File Format
The choice of file formats plays an essential role for long term data storage and archiving, data sharing, searchability, accessibility, and has a significant impact on data reusability.
It is advisable to consider open file formats whenever possible that allows the data to be imported and accessed by different tools and is not vendor locked in case a tool is no longer supported. Consider the following:
- What are the standard file formats in your field
- Convert data to standard format
- Which format is required for data deposition i.e. repository requirements, archival compression
- Consider exporting or converting from original format to a more open/preferred format but keep in mind that some data might be lost or altered during the process e.g. text formatting in documents, decimal point formatting, date and time values.

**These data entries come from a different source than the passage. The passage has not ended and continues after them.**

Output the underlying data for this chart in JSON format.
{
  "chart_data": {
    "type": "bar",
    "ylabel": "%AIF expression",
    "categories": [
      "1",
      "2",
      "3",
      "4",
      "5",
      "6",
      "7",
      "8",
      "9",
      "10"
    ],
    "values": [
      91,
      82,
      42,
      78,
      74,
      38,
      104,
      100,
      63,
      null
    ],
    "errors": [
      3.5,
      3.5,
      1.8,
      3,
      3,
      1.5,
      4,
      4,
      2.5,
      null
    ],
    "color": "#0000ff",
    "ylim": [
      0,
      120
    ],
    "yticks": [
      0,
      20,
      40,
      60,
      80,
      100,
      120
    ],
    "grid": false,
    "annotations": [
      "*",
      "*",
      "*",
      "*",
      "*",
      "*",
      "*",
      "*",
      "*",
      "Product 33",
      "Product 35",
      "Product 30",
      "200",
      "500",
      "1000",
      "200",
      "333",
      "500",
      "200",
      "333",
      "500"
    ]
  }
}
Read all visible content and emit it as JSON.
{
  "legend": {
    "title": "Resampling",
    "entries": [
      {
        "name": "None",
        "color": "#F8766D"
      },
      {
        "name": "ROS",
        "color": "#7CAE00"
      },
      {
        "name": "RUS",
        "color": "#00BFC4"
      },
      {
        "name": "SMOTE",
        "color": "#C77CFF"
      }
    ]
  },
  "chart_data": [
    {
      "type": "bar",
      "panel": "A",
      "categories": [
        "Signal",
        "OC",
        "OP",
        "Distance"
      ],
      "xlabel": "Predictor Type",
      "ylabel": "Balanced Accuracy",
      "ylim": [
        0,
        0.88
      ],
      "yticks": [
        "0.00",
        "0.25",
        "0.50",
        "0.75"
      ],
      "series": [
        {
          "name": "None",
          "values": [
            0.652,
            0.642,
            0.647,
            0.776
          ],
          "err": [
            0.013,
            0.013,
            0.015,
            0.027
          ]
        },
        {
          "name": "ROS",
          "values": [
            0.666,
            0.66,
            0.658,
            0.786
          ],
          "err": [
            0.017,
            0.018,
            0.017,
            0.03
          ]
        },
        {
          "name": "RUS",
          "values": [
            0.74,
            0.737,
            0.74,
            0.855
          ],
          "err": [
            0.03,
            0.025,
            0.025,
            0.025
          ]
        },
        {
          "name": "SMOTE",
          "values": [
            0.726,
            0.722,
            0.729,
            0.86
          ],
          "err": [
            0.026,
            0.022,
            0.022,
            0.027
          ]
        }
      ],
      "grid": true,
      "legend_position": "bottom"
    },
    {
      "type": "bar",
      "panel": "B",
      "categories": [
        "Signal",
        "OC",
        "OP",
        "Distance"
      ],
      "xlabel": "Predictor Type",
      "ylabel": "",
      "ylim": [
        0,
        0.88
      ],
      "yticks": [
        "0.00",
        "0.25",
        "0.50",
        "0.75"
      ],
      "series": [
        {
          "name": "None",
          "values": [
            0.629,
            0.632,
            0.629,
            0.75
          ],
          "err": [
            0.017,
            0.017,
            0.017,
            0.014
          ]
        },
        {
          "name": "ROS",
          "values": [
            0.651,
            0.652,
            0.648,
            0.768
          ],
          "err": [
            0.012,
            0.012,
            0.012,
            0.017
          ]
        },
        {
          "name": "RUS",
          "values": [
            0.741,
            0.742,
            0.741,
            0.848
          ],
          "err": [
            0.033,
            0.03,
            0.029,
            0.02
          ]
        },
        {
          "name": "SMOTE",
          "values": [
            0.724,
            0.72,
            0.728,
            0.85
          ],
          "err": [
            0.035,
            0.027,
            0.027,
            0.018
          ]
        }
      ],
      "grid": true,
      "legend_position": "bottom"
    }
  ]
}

- When archiving data, combine the whole project (i.e. raw data, analysis, documentation, code and software) in one package.

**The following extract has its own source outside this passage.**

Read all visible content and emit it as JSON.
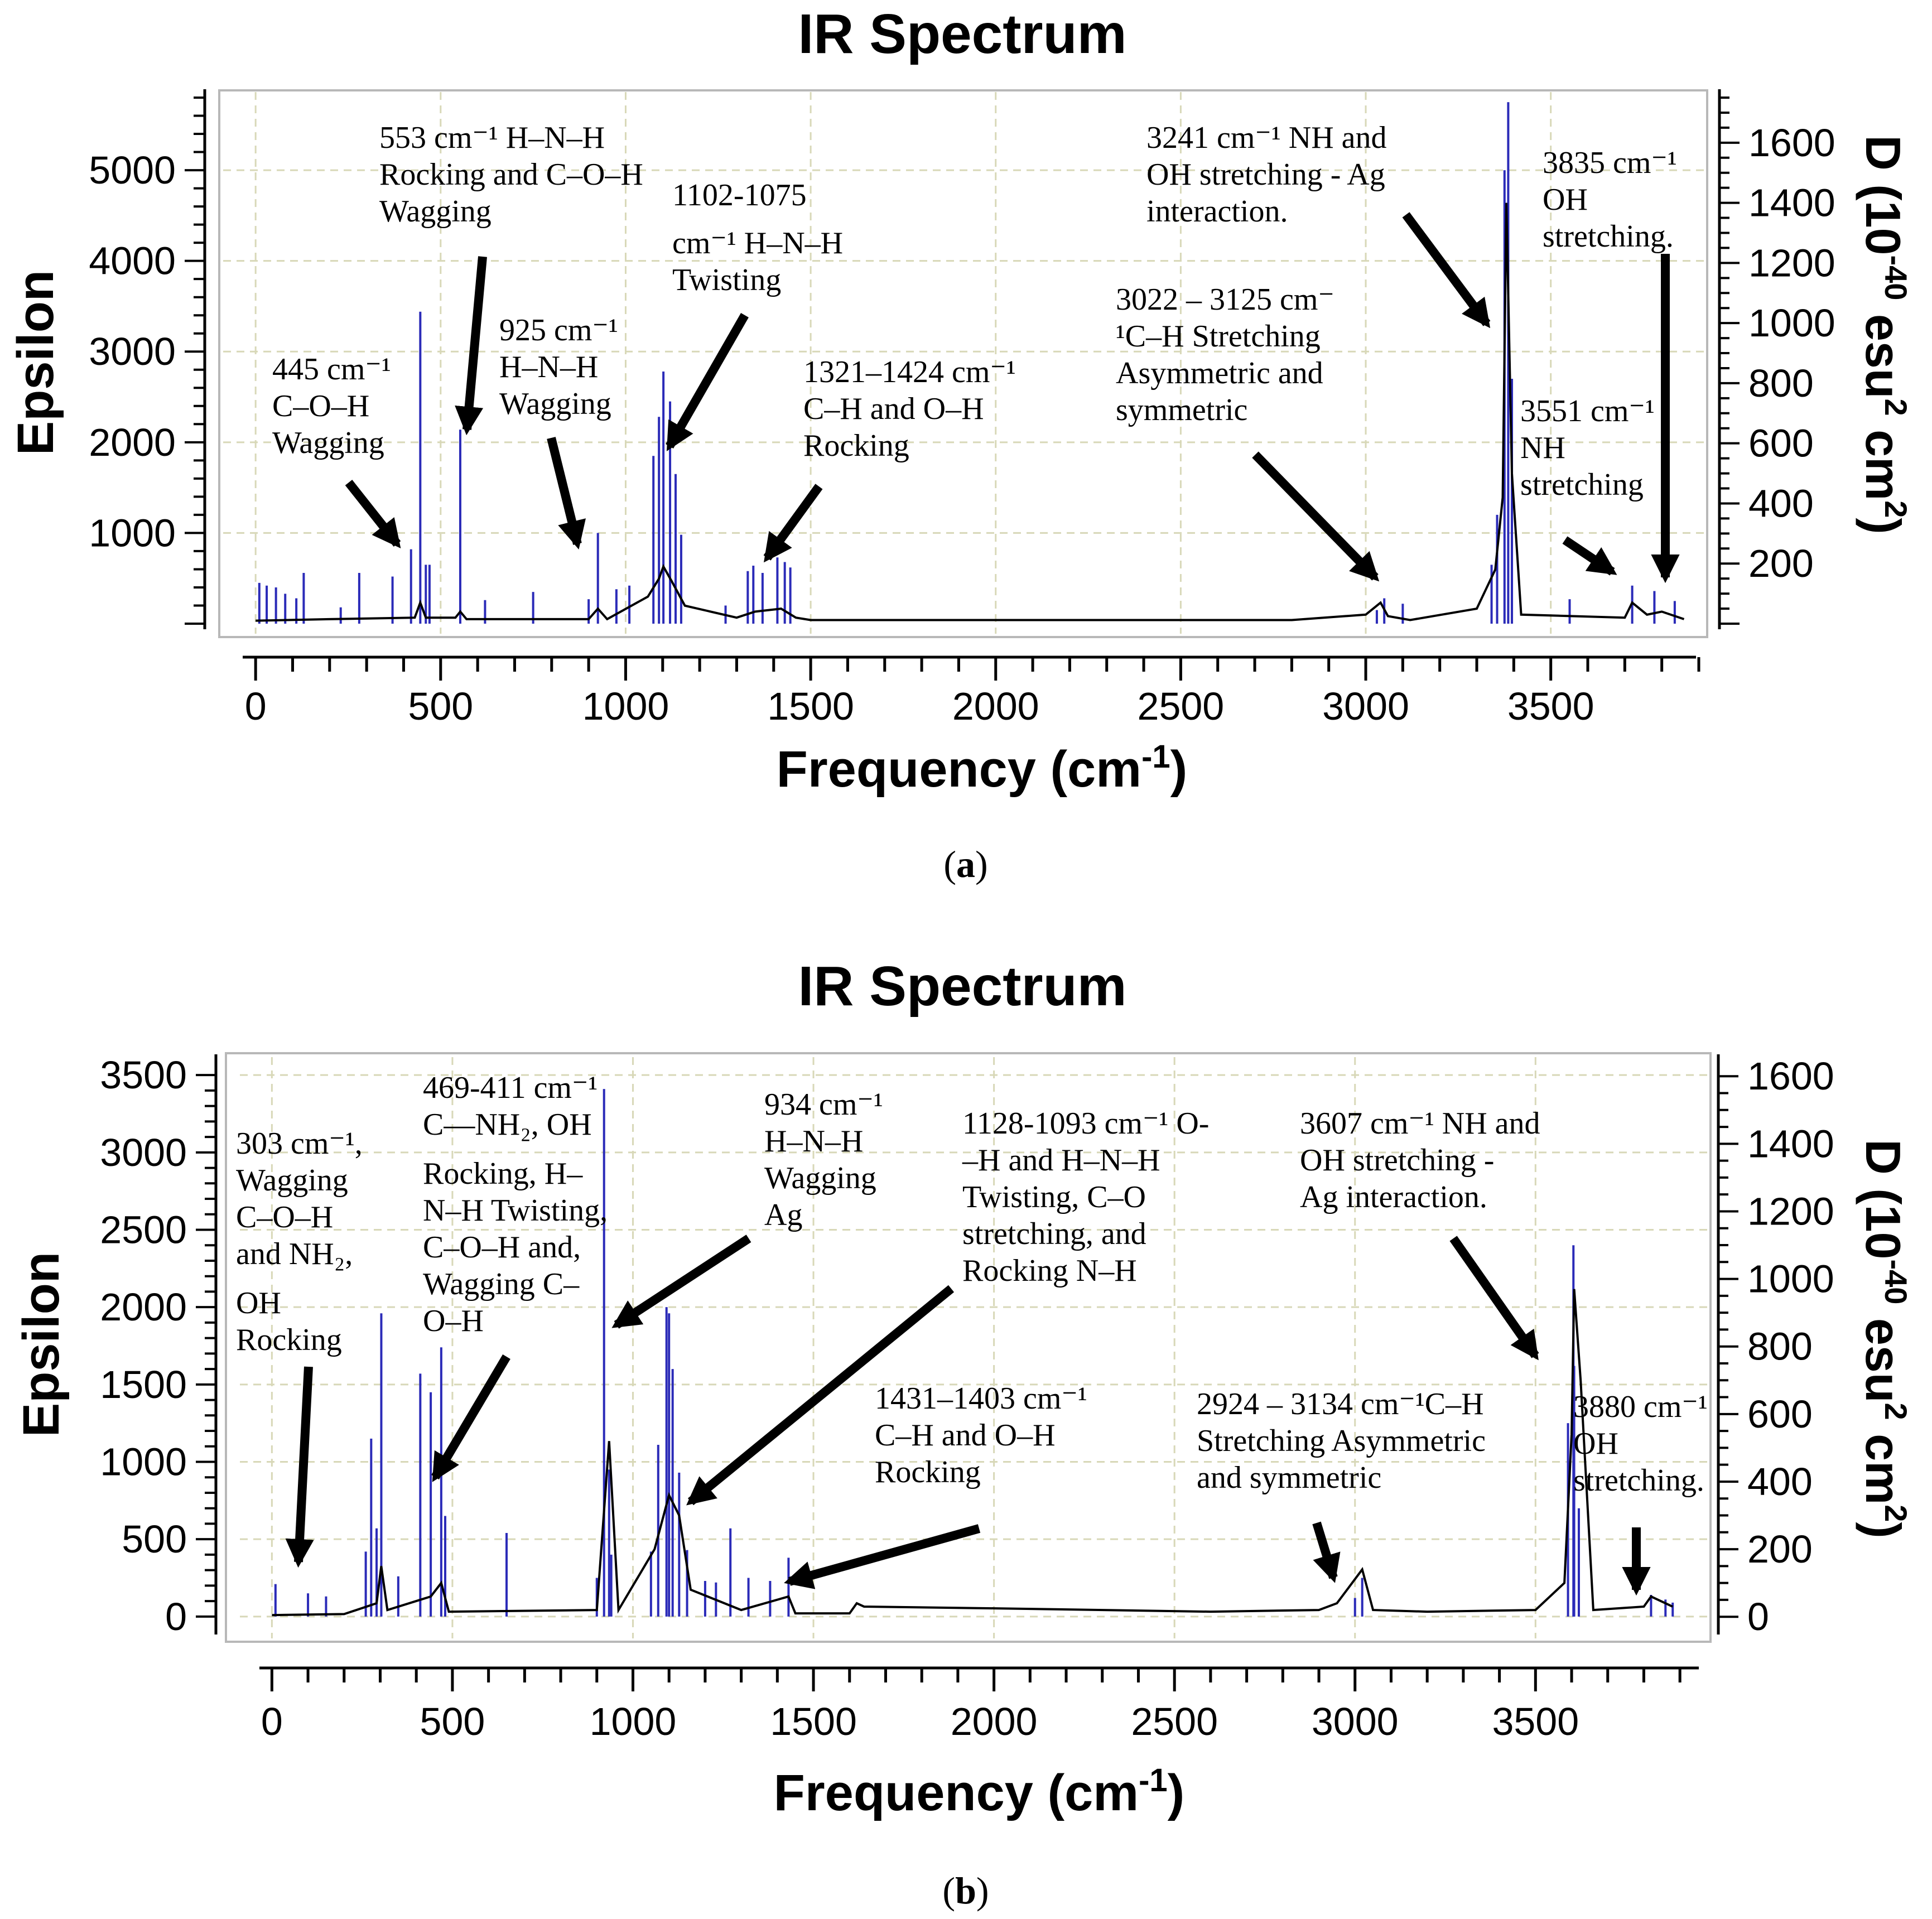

- For software consider the use of containers to enable interoperability and long term re-use
- Keep in mind there are no standard preferred file formats, and none are perfect, but consider choosing open formats that are most applicable for your use and field.
Example:
- Recommended file formats by the UK data archive: https://www.ukdataservice.ac.uk/manage-data/format/recommended-formats.aspx
- Data types and formats comparative table by Oregon state university: https://guides.library.oregonstate.edu/research-data-services/data-management-types-formats
- Oregon State University library guide: https://guides.library.oregonstate.edu/ld.php?content_id=26410655
- Kings College London guide: https://www.kcl.ac.uk/researchsupport/managing/preserve
- Dryad guide: https://datadryad.org/stash/best_practices#accessible
- Australian National Data Services (ANDS) guide: https://www.ands.org.au/__data/assets/pdf_file/0003/731775/File-Formats.pdf
- JISC guide: https://rdmtoolkit.jisc.ac.uk/collect-and-capture/file-management-and-formats/
Tools:
- Docker: https://www.docker.com/resources/what-container
- Jupyter : https://jupyter.org/index.html
- Fido: https://github.com/openpreserve/fido
- Singularity: https://github.com/hpcng/singularity
- Vagrant: https://www.vagrantup.com/intro/vs/docker.html